InfoWatch, a Russian cybersecurity group, has introduced an AI-driven assistant into its data loss prevention (DLP) suite to speed investigations and reduce routine workload for security teams. Andrey Biryukov, vice-president for research, development and services at InfoWatch, described the practical applications and the limits the company imposes on the technology.
AI agent in cybersecurity
The new assistant, named “Junior Analyst”, is embedded in InfoWatch Traffic Monitor and accepts both voice and text requests. In a dedicated window, a security officer can ask in natural language for a report covering a specific period, the activity of a particular user, or other operational data. The agent analyses DLP outputs and either returns a text answer or produces the requested datasets for further review.

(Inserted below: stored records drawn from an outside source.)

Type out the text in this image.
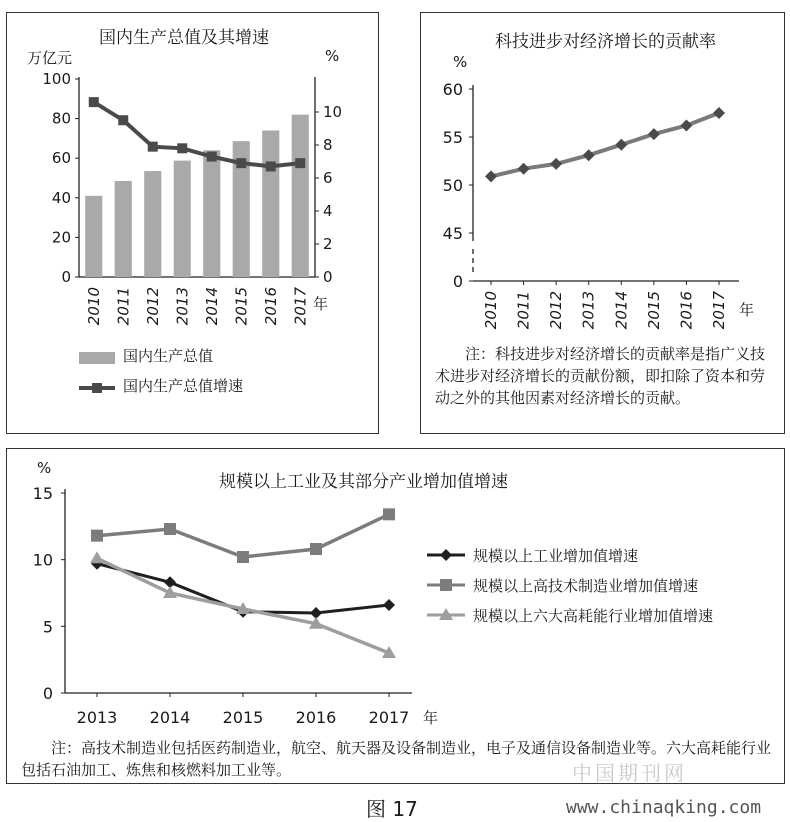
国内生产总值及其增速
0
20
40
60
80
100
0
2
4
6
8
10
2010 2011 2012 2013 2014 2015 2016 2017
万亿元	%
年
国内生产总值
国内生产总值增速
科技进步对经济增长的贡献率
0
45
50
55
60
2010 2011 2012 2013 2014 2015 2016 2017
%
年
注：科技进步对经济增长的贡献率是指广义技术进步对经济增长的贡献份额，即扣除了资本和劳动之外的其他因素对经济增长的贡献。
规模以上工业及其部分产业增加值增速
%
0
5
10
15
2013 2014 2015 2016 2017 年
规模以上工业增加值增速
规模以上高技术制造业增加值增速
规模以上六大高耗能行业增加值增速
注：高技术制造业包括医药制造业，航空、航天器及设备制造业，电子及通信设备制造业等。六大高耗能行业包括石油加工、炼焦和核燃料加工业等。
图 17
中国期刊网
www.chinaqking.com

Biryukov said the technology is most effective in two areas: automating standard operational workflows and rapidly processing large volumes of information. For routine tasks, the agent performs the repetitive work that would otherwise occupy an officer’s time. For data-heavy tasks, machine learning techniques such as clustering help sort and classify documents passing through a client’s systems, assisting administrators in refining security policies.
InfoWatch uses machine learning across its solutions to distribute documents by type and class depending on their content. That classification supports policy configuration in the DLP environment and helps detect anomalous flows of sensitive information. The company emphasised that the principal role of the AI assistant is to reduce manual data collection so human analysts can concentrate on higher-value investigations.

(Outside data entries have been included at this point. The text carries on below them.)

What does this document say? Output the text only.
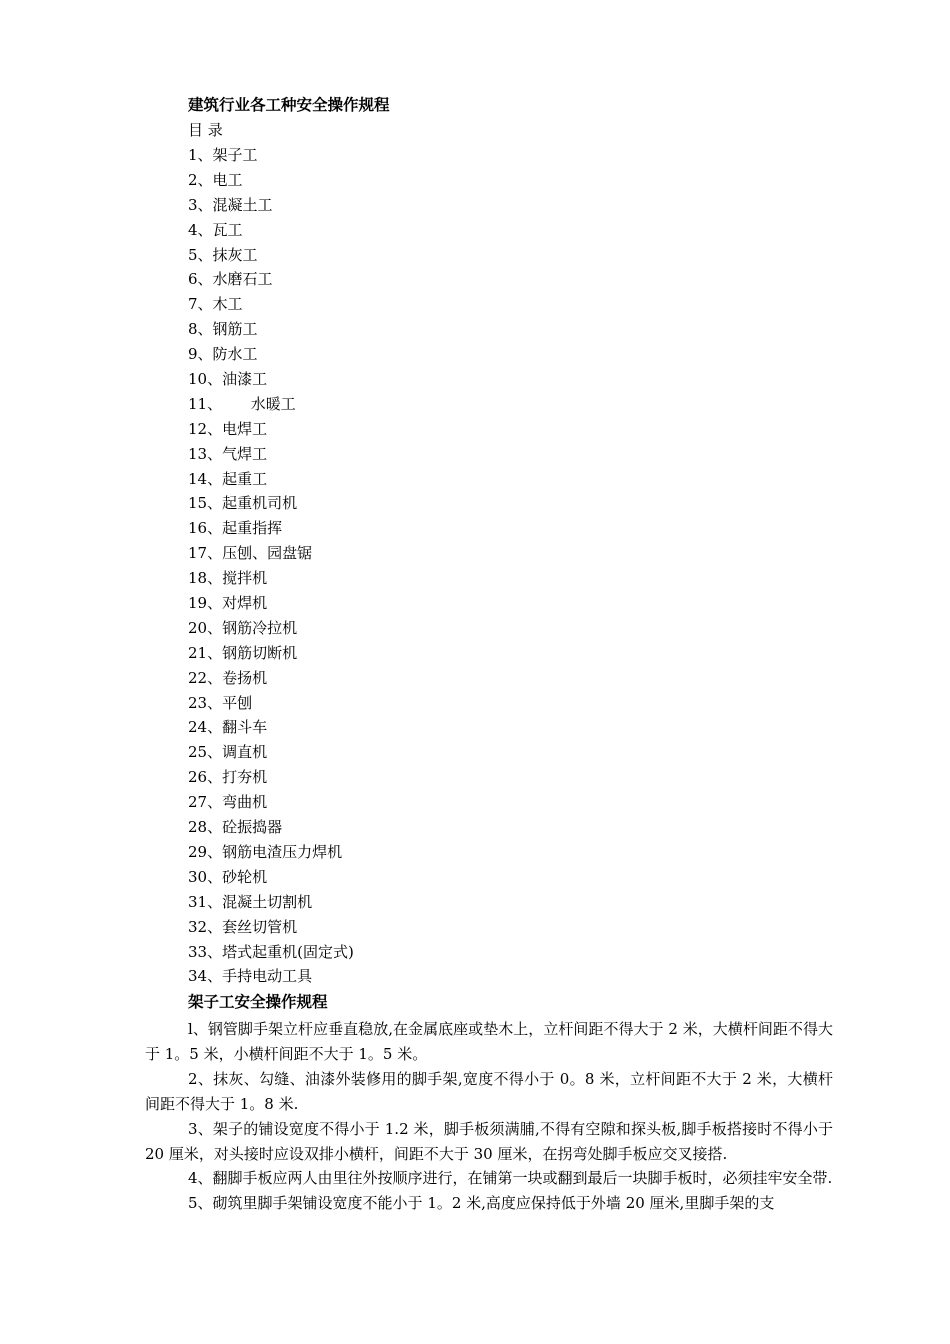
建筑行业各工种安全操作规程
目 录
1、架子工
2、电工
3、混凝土工
4、瓦工
5、抹灰工
6、水磨石工
7、木工
8、钢筋工
9、防水工
10、油漆工
11、      水暖工
12、电焊工
13、气焊工
14、起重工
15、起重机司机
16、起重指挥
17、压刨、园盘锯
18、搅拌机
19、对焊机
20、钢筋冷拉机
21、钢筋切断机
22、卷扬机
23、平刨
24、翻斗车
25、调直机
26、打夯机
27、弯曲机
28、砼振捣器
29、钢筋电渣压力焊机
30、砂轮机
31、混凝土切割机
32、套丝切管机
33、塔式起重机(固定式)
34、手持电动工具
架子工安全操作规程

l、钢管脚手架立杆应垂直稳放,在金属底座或垫木上，立杆间距不得大于 2 米，大横杆间距不得大于 1。5 米，小横杆间距不大于 1。5 米。

2、抹灰、勾缝、油漆外装修用的脚手架,宽度不得小于 0。8 米，立杆间距不大于 2 米，大横杆间距不得大于 1。8 米.

3、架子的铺设宽度不得小于 1.2 米，脚手板须满脯,不得有空隙和探头板,脚手板搭接时不得小于 20 厘米，对头接时应设双排小横杆，间距不大于 30 厘米，在拐弯处脚手板应交叉接搭.

4、翻脚手板应两人由里往外按顺序进行，在铺第一块或翻到最后一块脚手板时，必须挂牢安全带.

5、砌筑里脚手架铺设宽度不能小于 1。2 米,高度应保持低于外墙 20 厘米,里脚手架的支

While the capabilities are significant, Biryukov stressed that responsibility must remain with people. If an organisation decides to deploy algorithms to analyse X‑rays, answer user questions, or flag traffic anomalies, it should also assign human oversight for the decisions and outcomes produced by those algorithms. The agent is a tool to augment human analysts, not to replace them.
InfoWatch’s approach mirrors common practice across corporate security teams: use automation to handle standardised, repetitive tasks while reserving complex investigative work for experienced officers. The company highlighted examples familiar to many users — automated contact-centre bots resolving simple queries, and algorithms able to condense and interpret vast texts faster than a human can — to illustrate where the technology brings real efficiency gains.
Implementation details include natural language interaction, data extraction from the DLP system, and unsupervised methods such as clustering to group documents by content. These features allow faster visibility into data movement and simplify the administrative effort required to maintain and tune security rules.
For now, InfoWatch expects the main functionality of such agents in information security to remain focused on optimisation: freeing officers from standard tasks and enabling them to pursue complex or high-priority investigations. The company sees this practical role continuing for the foreseeable future, with human accountability guiding deployments and outcomes.
Key Takeaways:
- InfoWatch has integrated an AI agent into its DLP system to speed routine cybersecurity tasks.
- The AI agent in cybersecurity can process large data volumes and respond to natural language queries from security staff.
- The tool aims to free security officers from manual information gathering while leaving final responsibility with humans.